Pendidikan dalam Bingkai Teater














Kelompok Alief Mojoagung saat berlatih teater

Pendidikan dalam Bingkai Teater

Oleh: Purwanto*

Dimuat Serambi Budaya Radar Mojokerto │ Minggu, 26 Februari 2012

Tidak semua orang bisa merasakan menjadi bagian dari kelompok teater. Ikut merasakan bagaimana berlatih teater, hingga ikut bermain dalam pertunjukannya. Maka, beruntunglah yang bisa ikut terlibat atau setidaknya pernah berkenalan dengan teater. Karena banyak hal yang bisa dipelajari dan didapatkan dari proses berteater untuk diterapkan dalam kehidupan sehari-hari.

Pendidikan Bermain

Bermain menjadi suatu sarana efektif untuk mengembangkan kreativitas. Banyak kelompok-kelompok teater menerapkan metode bermain sebagai bagian dari latihan. Baik teater pelajar (dalam lingkungan sekolah) maupun teater umum (di luar lembaga formal), menggunakan permainan-permainan untuk mengasah berbagai keterampilan.

Permainan yang dilakukan tidak sekadar permainan biasa, namun dikembangkan sesuai dengan visi dan misi. Ketika masuk dalam kegiatan teater, secara umum tujuannya adalah memahami seluk-beluk dunia peran dan cara menjadi aktor yang baik. Oleh karena itu, permainan-permainan di dalamnya sering kali dikaitkan dengan hal tersebut. Tetapi tidak menutup kemungkinan bisa berkembang lebih luas.

Afrizal Malna (2010) secara jelas menyatakan bahwa permainan menjadi sebuah “pembakaran baru” yang memanaskan ruang kognisi. Kognisi itu tiba-tiba berubah menjadi gunung yang muncul dari dasar laut, dan menjadi aktif melalui momen-momen kreatif dan kebebasan. Dan lahar kognisi itu akan kembali membeku ketika dihadapkan pada model pembelajaran yang bersifat mengikat, seperti dalam kelas di sekolah.
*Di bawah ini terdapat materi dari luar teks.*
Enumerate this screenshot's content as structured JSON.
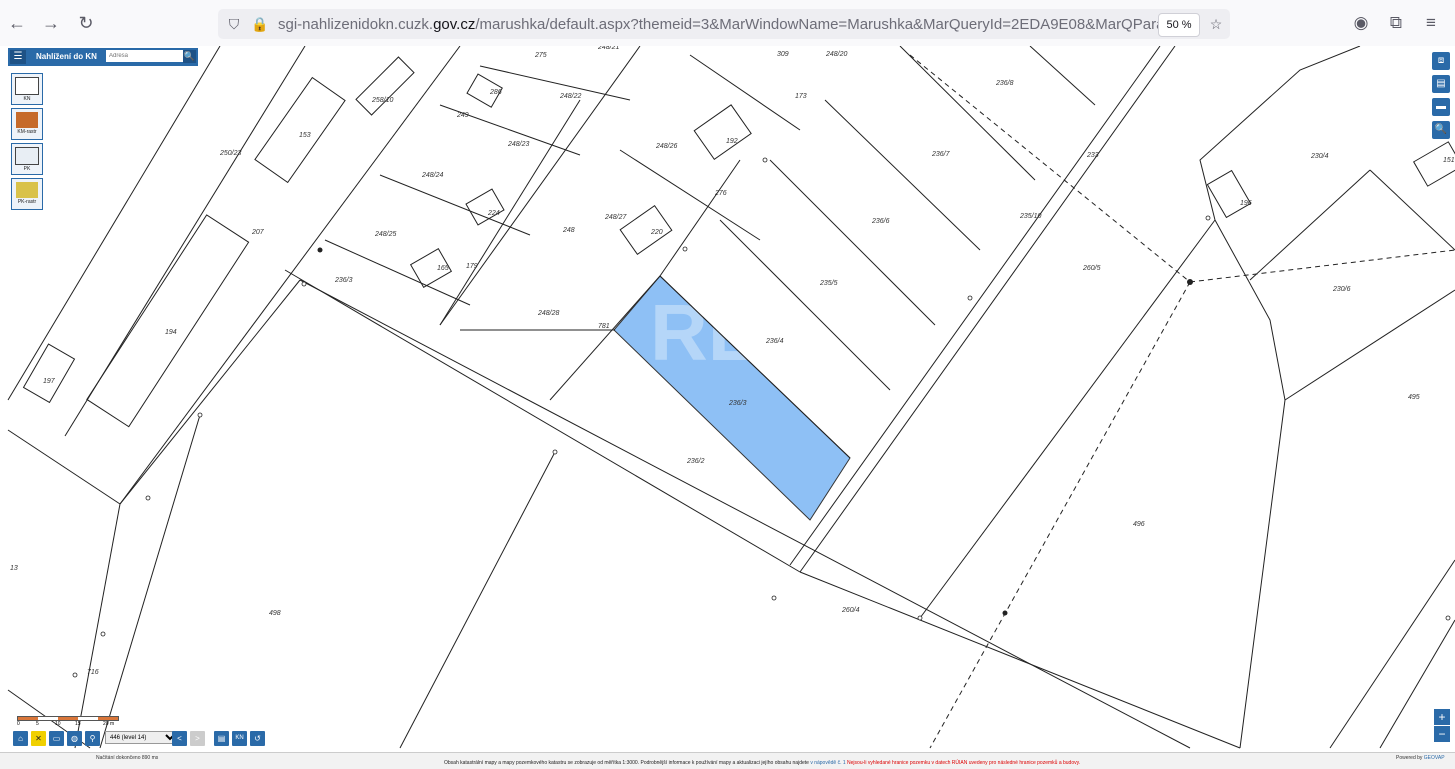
{
  "browser": {
    "url_prefix": "sgi-nahlizenidokn.cuzk.",
    "url_domain": "gov.cz",
    "url_rest": "/marushka/default.aspx?themeid=3&MarWindowName=Marushka&MarQueryId=2EDA9E08&MarQParam0=2716726",
    "zoom": "50 %",
    "back_icon": "←",
    "forward_icon": "→",
    "reload_icon": "↻",
    "star_icon": "☆",
    "shield_icon": "⛉",
    "lock_icon": "🔒",
    "account_icon": "◉",
    "extensions_icon": "⧉",
    "menu_icon": "≡"
  },
  "app": {
    "title": "Nahlížení do KN",
    "address_placeholder": "Adresa",
    "accent": "#2a6aa8",
    "menu_icon": "☰",
    "search_icon": "🔍",
    "layers": [
      {
        "label": "KN",
        "icon": "map-kn-icon"
      },
      {
        "label": "KM-rastr",
        "icon": "raster-icon"
      },
      {
        "label": "PK",
        "icon": "pk-icon"
      },
      {
        "label": "PK-rastr",
        "icon": "pk-raster-icon"
      }
    ],
    "right_tools": [
      "⧈",
      "▤",
      "▬",
      "🔍"
    ]
  },
  "map": {
    "highlight_color": "#8ec0f5",
    "watermark": "RE",
    "labels": [
      "248/21",
      "275",
      "309",
      "248/20",
      "236/8",
      "258/10",
      "286",
      "248/22",
      "173",
      "249",
      "153",
      "248/23",
      "248/26",
      "192",
      "236/7",
      "233",
      "230/4",
      "151",
      "250/23",
      "248/24",
      "224",
      "276",
      "196",
      "248/27",
      "236/6",
      "207",
      "248",
      "220",
      "235/10",
      "260/5",
      "248/25",
      "165",
      "179",
      "236/3",
      "230/6",
      "194",
      "248/28",
      "781",
      "235/5",
      "236/4",
      "197",
      "236/3",
      "495",
      "236/2",
      "496",
      "498",
      "716",
      "260/4",
      "13"
    ]
  },
  "bottom": {
    "scale_ticks": [
      "0",
      "5",
      "10",
      "15",
      "20 m"
    ],
    "scale_value": "446 (level 14)",
    "load_status": "Načítání dokončeno 890 ms",
    "nav_prev": "<",
    "nav_next": ">",
    "kn_button": "KN",
    "footer_note": "Obsah katastrální mapy a mapy pozemkového katastru se zobrazuje od měřítka 1:3000. Podrobnější informace k používání mapy a aktualizaci jejího obsahu najdete",
    "footer_link": "v nápovědě č. 1",
    "footer_red": "Nejsou-li vyhledané hranice pozemku v datech RÚIAN uvedeny pro následné hranice pozemků a budovy.",
    "powered_label": "Powered by",
    "powered_brand": "GEOVAP",
    "zoom_in": "+",
    "zoom_out": "−"
  }
}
Teater mencoba membongkar paradigma bahwa belajar itu membosankan. Dengan cara bermain, seolah mengajak untuk belajar ikhlas menerima materi dengan senang hati. Sedikit demi sedikit permainan-permainan itu memberi suplemen khusus agar anggotanya bisa memahami bahwa belajar itu sangat menyenangkan. Yang pada akhirnya, saat mereka diberi peran dalam penggarapan karya pertunjukan, mereka akan belajar memahami karakter lakon yang mereka bawakan secara optimal tanpa paksaan.

Selanjutnya, melalui proses yang kontinu dengan sendirinya mereka akan terbiasa untuk belajar tanpa disuruh. Dari hasil latihan-latihan tersebut diharapkan membawa pengaruh terhadap keseharian. Yang biasanya kurang disiplin akan lebih disiplin, yang malas belajar akan lebih giat dan senang belajar, yang kurang bertanggung jawab akan lebih meningkat tanggung jawabnya, dan sebagainya.
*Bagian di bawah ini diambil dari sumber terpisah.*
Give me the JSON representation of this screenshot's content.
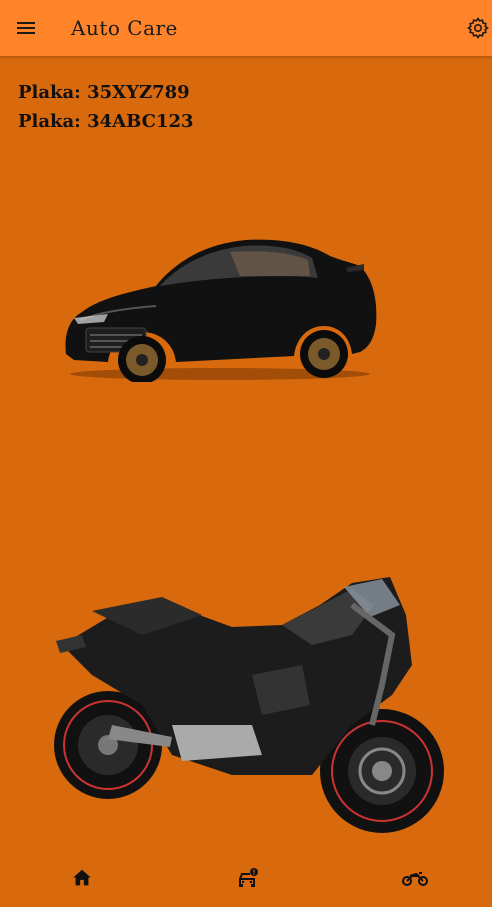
{
  "app_bar": {
    "title": "Auto Care",
    "menu_icon": "menu-icon",
    "settings_icon": "settings-icon",
    "background": "#FE8329"
  },
  "plates": [
    {
      "label": "Plaka: 35XYZ789"
    },
    {
      "label": "Plaka: 34ABC123"
    }
  ],
  "vehicles": [
    {
      "type": "car",
      "color": "black"
    },
    {
      "type": "motorcycle",
      "color": "black"
    }
  ],
  "bottom_nav": {
    "items": [
      {
        "icon": "home-icon"
      },
      {
        "icon": "car-service-icon"
      },
      {
        "icon": "motorcycle-icon"
      }
    ]
  },
  "colors": {
    "body_background": "#D8690D",
    "app_bar": "#FE8329"
  }
}
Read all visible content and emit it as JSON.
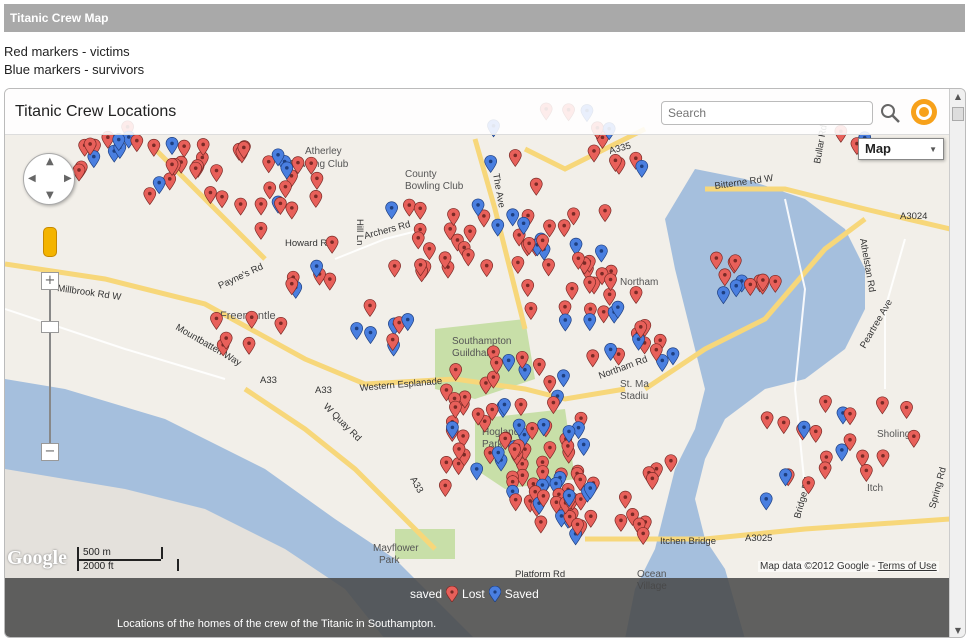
{
  "page": {
    "title": "Titanic Crew Map",
    "legend_line1": "Red markers - victims",
    "legend_line2": "Blue markers - survivors"
  },
  "map": {
    "title": "Titanic Crew Locations",
    "search_placeholder": "Search",
    "map_type": "Map",
    "scale_metric": "500 m",
    "scale_imperial": "2000 ft",
    "google_logo": "Google",
    "attribution": "Map data ©2012 Google",
    "terms_link": "Terms of Use",
    "legend_saved_label": "saved",
    "legend_lost": "Lost",
    "legend_saved": "Saved",
    "caption": "Locations of the homes of the crew of the Titanic in Southampton.",
    "colors": {
      "lost": "#e8605a",
      "saved": "#4a7fe0",
      "road": "#f7d77a",
      "water": "#a5bfdd",
      "park": "#c8dfa8"
    },
    "place_labels": [
      "Atherley Bowling Club",
      "County Bowling Club",
      "Freemantle",
      "Southampton Guildhall",
      "Hoglands Park",
      "St. Mary's Stadium",
      "Mayflower Park",
      "Ocean Village",
      "Northam",
      "Sholing",
      "Itchen"
    ],
    "road_labels": [
      "Millbrook Rd W",
      "Mountbatten Way",
      "A33",
      "W Quay Rd",
      "Western Esplanade",
      "Howard Rd",
      "Archers Rd",
      "Payne's Rd",
      "Bitterne Rd W",
      "A3024",
      "A335",
      "The Ave",
      "Hill Ln",
      "Northam Rd",
      "Itchen Bridge",
      "A3025",
      "Platform Rd",
      "Athelstan Rd",
      "Peartree Ave",
      "Bullar Rd",
      "Bridge Rd",
      "Spring Rd"
    ]
  }
}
Menajamkan Karakter Lewat Jalan Teater

Upaya pemerintah dalam meningkatkan kompetensi sumber daya manusia yang unggul dan mampu bersaing di era globalisasi saat ini, salah satunya adalah dengan peningkatan mutu pendidikan. Dalam pendidikan, yang dikembangkan bukan hanya kecerdasan intelegensi saja. Kecerdasan-kecerdasan yang lain juga sangat dibutuhkan untuk mencetak sumber daya manusia yang benar-benar handal dan berkualitas secara sempurna. Kecerdasan yang dimaksud adalah kecerdasan emosional dan kecerdasan spiritual.

Untuk mendukung hal tersebut, pemerintah telah menggalakkan implementasi pendidikan karakter di sekolah. Tujuannya adalah untuk mencipatakan generasi berkarakter. Yang secara umum ingin mengembangkan dan menyentuh ranah religius, kejujuran, toleransi, disiplin, kerja keras, kreatif, mandiri, demokratis, rasa ingin tahu, semangat kebangsaan, cinta tanah air, menghargai prestasi, bersahabat/ komunikatif, cinta damai, gemar membaca, peduli lingkungan, peduli sosial, dan tanggung jawab.
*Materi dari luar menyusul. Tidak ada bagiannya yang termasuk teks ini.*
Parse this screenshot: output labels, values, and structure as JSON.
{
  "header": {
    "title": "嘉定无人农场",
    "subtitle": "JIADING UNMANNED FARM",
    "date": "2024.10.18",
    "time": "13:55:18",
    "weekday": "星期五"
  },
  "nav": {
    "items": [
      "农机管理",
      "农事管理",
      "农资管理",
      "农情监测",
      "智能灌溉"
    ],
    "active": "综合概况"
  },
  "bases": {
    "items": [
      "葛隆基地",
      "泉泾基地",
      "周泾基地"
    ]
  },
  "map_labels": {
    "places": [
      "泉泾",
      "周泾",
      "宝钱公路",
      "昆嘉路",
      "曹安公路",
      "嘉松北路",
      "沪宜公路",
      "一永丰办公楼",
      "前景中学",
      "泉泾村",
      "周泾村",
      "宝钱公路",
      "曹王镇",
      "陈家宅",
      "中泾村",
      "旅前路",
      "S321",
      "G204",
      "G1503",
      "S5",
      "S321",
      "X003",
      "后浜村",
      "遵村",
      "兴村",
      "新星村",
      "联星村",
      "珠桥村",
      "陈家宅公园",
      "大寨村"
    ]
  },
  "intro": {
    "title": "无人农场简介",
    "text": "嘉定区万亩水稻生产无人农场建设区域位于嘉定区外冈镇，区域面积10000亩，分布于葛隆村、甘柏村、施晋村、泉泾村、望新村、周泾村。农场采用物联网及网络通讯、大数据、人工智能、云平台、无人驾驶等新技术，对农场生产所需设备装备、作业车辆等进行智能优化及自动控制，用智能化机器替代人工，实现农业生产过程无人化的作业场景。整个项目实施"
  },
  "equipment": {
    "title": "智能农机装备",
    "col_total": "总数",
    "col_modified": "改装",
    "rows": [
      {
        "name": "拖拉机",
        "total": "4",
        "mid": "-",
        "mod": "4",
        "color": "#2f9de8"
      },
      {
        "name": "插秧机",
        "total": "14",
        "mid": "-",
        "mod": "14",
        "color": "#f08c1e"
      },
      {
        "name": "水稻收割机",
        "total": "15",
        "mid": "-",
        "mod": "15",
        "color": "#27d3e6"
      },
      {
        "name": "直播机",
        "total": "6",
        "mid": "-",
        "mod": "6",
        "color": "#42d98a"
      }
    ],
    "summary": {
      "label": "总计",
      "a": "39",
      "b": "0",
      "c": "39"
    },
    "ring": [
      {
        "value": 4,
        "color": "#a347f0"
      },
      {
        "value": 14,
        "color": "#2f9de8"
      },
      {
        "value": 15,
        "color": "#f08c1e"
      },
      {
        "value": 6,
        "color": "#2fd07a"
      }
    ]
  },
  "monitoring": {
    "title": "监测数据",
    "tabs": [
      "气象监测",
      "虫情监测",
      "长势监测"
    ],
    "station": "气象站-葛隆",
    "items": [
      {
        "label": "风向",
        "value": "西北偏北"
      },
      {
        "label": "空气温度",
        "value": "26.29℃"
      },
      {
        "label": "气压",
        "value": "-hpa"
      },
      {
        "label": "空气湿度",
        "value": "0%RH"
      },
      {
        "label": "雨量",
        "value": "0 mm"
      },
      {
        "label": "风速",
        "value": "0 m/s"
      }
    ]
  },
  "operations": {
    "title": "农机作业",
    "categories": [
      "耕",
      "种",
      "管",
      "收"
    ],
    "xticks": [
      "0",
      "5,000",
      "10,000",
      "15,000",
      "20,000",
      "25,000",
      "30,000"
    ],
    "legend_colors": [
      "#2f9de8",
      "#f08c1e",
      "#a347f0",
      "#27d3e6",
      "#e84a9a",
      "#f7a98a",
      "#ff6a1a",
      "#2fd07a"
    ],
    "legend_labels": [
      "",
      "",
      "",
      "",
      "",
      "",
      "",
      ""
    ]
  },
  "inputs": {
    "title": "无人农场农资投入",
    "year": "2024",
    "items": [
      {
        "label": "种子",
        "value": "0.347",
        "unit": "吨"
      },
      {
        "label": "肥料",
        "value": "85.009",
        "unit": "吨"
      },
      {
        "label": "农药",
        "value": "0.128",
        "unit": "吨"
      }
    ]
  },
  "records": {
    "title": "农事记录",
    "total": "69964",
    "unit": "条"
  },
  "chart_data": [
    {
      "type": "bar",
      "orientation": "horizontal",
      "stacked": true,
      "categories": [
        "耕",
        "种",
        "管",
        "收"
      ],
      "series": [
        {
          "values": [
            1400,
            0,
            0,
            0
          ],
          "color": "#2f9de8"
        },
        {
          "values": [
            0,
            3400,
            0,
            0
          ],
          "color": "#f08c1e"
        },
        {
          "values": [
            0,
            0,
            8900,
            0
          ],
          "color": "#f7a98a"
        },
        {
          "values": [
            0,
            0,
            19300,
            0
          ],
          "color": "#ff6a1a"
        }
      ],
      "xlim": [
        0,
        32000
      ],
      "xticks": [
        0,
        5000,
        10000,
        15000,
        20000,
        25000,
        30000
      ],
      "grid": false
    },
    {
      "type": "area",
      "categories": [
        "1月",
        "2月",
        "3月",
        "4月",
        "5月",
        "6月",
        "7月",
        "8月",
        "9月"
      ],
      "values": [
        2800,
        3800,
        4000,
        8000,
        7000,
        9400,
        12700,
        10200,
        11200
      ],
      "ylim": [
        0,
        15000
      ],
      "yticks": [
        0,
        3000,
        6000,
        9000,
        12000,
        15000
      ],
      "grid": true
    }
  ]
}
Teater sebagai sebuah ilmu, sangat berpotensi mendukung tercapainya nilai-nilai seperti tersebut di atas. Dalam hal ini teater tidak hanya berkedudukan sebagai bagian dari cabang seni, melainkan sebagai ilmu yang berkaitan dengan segala aspek kehidupan. Melalui tapan-tahapan proses, sangat memungkinkan para pelaku teater akan memperoleh hasil pencapaian nilai sesuai yang diharapkan. Nilai-nilai itu tidak hanya berkelebat di angan-angan, tetapi akan lebih terbingkai rapi dalam satu wujud konkret kesadaran. Kesadaran tentang penyatuan setiap gagasan karya dengan nilai karakter yang ditargetkan.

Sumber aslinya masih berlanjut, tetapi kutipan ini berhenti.